Gov. Mike Pence announced his plans for the state’s budget Thursday. The education funding is planned to be distributed between various grants ?administered by the state.
“This is an education budget,” Pence said in a press release. “It puts Hoosiers first, continues Indiana on a pathway to prosperity, and funds our priority of expanding educational opportunities for all our kids, from pre-K and K-12 to higher education and into the adult workforce.”
Many of the programs are Republican-supported or created under Pence.

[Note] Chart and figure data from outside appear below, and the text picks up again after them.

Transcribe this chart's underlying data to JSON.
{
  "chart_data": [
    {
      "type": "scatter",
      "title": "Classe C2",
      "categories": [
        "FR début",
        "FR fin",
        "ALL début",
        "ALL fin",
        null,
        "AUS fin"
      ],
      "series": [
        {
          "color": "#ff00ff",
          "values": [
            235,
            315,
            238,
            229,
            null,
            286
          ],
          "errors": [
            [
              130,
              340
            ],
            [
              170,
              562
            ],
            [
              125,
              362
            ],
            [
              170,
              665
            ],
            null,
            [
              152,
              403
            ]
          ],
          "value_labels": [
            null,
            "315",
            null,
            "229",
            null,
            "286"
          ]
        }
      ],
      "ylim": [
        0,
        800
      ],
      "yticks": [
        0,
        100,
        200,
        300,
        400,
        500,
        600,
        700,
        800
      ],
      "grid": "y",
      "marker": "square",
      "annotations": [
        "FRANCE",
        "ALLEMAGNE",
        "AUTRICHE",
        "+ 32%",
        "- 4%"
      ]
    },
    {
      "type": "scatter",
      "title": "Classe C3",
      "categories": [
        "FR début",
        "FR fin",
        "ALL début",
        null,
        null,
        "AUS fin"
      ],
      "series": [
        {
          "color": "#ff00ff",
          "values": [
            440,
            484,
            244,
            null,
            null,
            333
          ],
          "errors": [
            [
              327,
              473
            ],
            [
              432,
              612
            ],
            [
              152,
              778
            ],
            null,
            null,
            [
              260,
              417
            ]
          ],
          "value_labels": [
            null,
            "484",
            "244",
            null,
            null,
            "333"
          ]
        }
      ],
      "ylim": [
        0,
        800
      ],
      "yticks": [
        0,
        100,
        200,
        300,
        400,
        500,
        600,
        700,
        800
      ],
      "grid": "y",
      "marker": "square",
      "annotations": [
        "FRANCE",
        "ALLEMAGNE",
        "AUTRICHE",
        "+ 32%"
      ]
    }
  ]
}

The most funded program is the Teacher Performance Grant, which will receive $63 million in the next two years. Schools that earned certain Indiana Statewide Testing for Educational Progress Plus assessment scores or had increased graduation rates qualified for the grant. The first distribution of these awards was done last month.
Charter schools will also receive an increase grant of $1,500 per student. The school of choice’s scholarship organization receives a maximum $12.5 million tax credit.
Pence’s new pre-K pilot program will receive $20 million throughout the next two years. The program awards grants to 4-year-old children who need financial assistance to attend school prior to kindergarten. Pence recently rejected federal funding for pre-school programs.
The entire budget is an increase of 1.34 percent. According to the press release, this number is below the rate of inflation, which is 2.06 percent over 10 years.
The budget did not leave any debt, according to the release.
Pence said the budget he proposed was honestly balanced.